The Bible is the story of how God pursued that goal, of how He has and will restore His creation and His relationship with humanity through, ultimately, the work of His Son. The question is not the sufficiency or inerrancy or infallibility or inspiration or worth of His word–His word is all of those things–but rather the fulfillment of His word. The question is rather, “Where are we now in the story?”
I think all Christians agree that in Heaven, in the age to come, we will all have two-way, personal conversation with Jesus that will not be only through the words of Scripture. We all expect to see Jesus, hug Jesus, kneel before Jesus, walk with Jesus, talk with Jesus, stroll hand in hand with Jesus, ask Jesus questions and receive answers, tell Jesus what is on our hearts and receive a verbal response and see the expression on His face, and etc. etc. etc. And even more importantly, I believe that He is looking forward to doing all of those things with us.

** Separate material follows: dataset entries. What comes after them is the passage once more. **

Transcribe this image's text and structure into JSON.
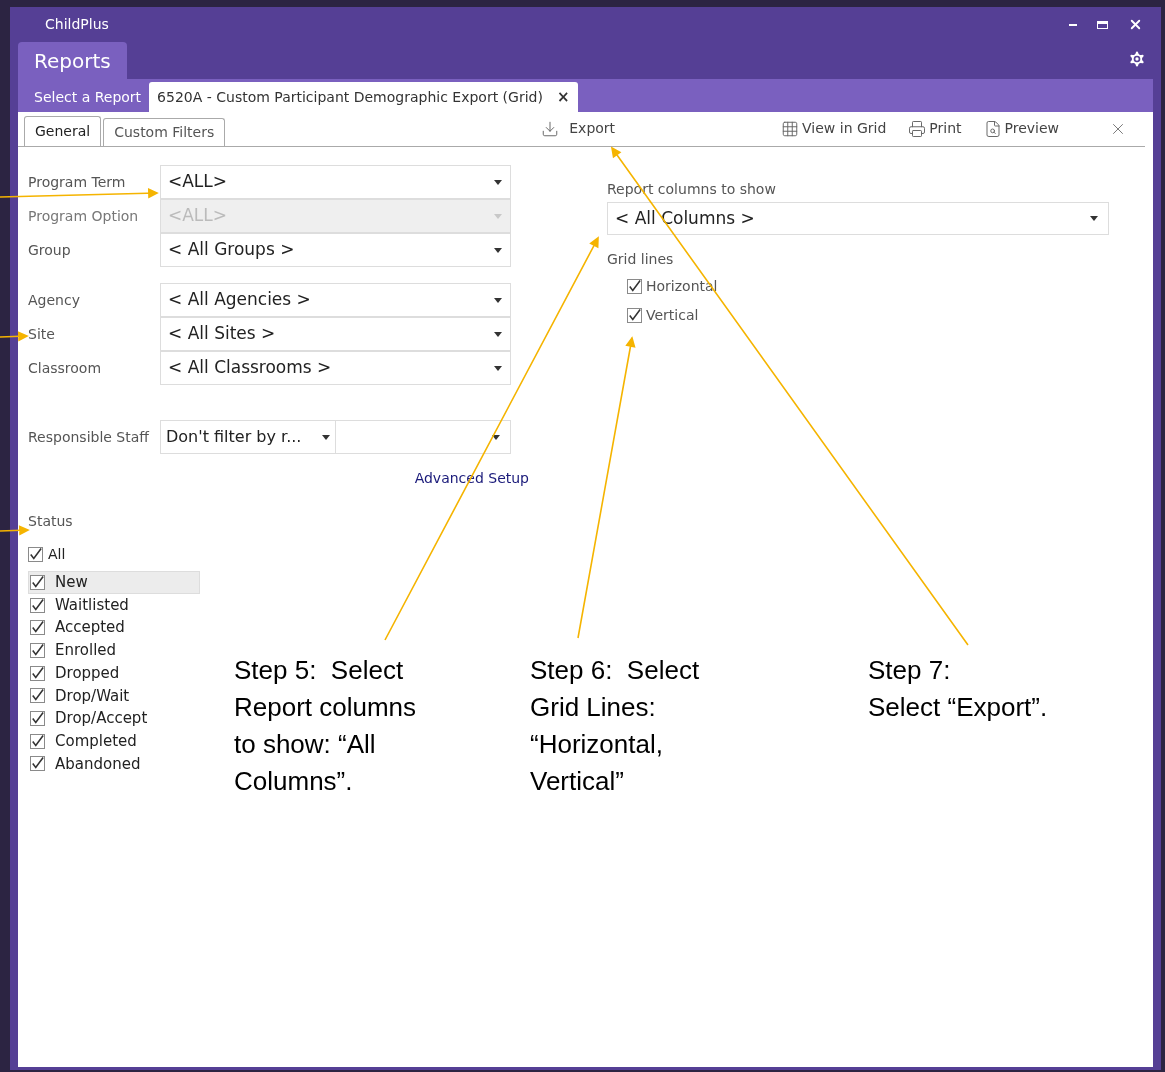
{
  "window": {
    "title": "ChildPlus"
  },
  "app_tab": {
    "label": "Reports"
  },
  "doc_tabs": [
    {
      "label": "Select a Report",
      "selected": false
    },
    {
      "label": "6520A - Custom Participant Demographic Export (Grid)",
      "selected": true,
      "close": "×"
    }
  ],
  "sub_tabs": [
    {
      "label": "General",
      "selected": true
    },
    {
      "label": "Custom Filters",
      "selected": false
    }
  ],
  "toolbar": [
    {
      "kind": "export",
      "label": "Export"
    },
    {
      "kind": "grid",
      "label": "View in Grid"
    },
    {
      "kind": "print",
      "label": "Print"
    },
    {
      "kind": "preview",
      "label": "Preview"
    },
    {
      "kind": "close"
    }
  ],
  "filter_groups": [
    [
      {
        "kind": "select",
        "label": "Program Term",
        "value": "<ALL>",
        "disabled": false
      },
      {
        "kind": "select",
        "label": "Program Option",
        "value": "<ALL>",
        "disabled": true
      },
      {
        "kind": "select",
        "label": "Group",
        "value": "< All Groups >",
        "disabled": false
      }
    ],
    [
      {
        "kind": "select",
        "label": "Agency",
        "value": "< All Agencies >",
        "disabled": false
      },
      {
        "kind": "select",
        "label": "Site",
        "value": "< All Sites >",
        "disabled": false
      },
      {
        "kind": "select",
        "label": "Classroom",
        "value": "< All Classrooms >",
        "disabled": false
      }
    ],
    [
      {
        "kind": "split",
        "label": "Responsible Staff",
        "value": "Don't filter by r..."
      }
    ]
  ],
  "advanced_link": "Advanced Setup",
  "status": {
    "title": "Status",
    "all": {
      "label": "All",
      "checked": true
    },
    "items": [
      {
        "label": "New",
        "checked": true,
        "selected": true
      },
      {
        "label": "Waitlisted",
        "checked": true,
        "selected": false
      },
      {
        "label": "Accepted",
        "checked": true,
        "selected": false
      },
      {
        "label": "Enrolled",
        "checked": true,
        "selected": false
      },
      {
        "label": "Dropped",
        "checked": true,
        "selected": false
      },
      {
        "label": "Drop/Wait",
        "checked": true,
        "selected": false
      },
      {
        "label": "Drop/Accept",
        "checked": true,
        "selected": false
      },
      {
        "label": "Completed",
        "checked": true,
        "selected": false
      },
      {
        "label": "Abandoned",
        "checked": true,
        "selected": false
      }
    ]
  },
  "report_columns": {
    "label": "Report columns to show",
    "value": "< All Columns >"
  },
  "grid_lines": {
    "title": "Grid lines",
    "items": [
      {
        "label": "Horizontal",
        "checked": true
      },
      {
        "label": "Vertical",
        "checked": true
      }
    ]
  },
  "annotations": [
    {
      "text": "Step 5:  Select\nReport columns\nto show: “All\nColumns”."
    },
    {
      "text": "Step 6:  Select\nGrid Lines:\n“Horizontal,\nVertical”"
    },
    {
      "text": "Step 7:\nSelect “Export”."
    }
  ]
}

So the question is rather, How much of that can we have now, in this age, by the indwelling Holy Spirit?
What if it doesn’t dishonor God’s written word for us to have those kinds of “personal conversations” with Him in this age, when His Spirit dwells inside of each believer, any more than it will in the ages to come? What if, on the contrary, it fulfills His written word when we do that? What if those personal conversations with our Abba Father through His Holy Spirit are the God of the Bible achieving His Biblical goal of restoring fellowship with us?
What if we can do so much more than ‘only imagine’ what it will be like when we walk by His side? What if we can start to enjoy it today?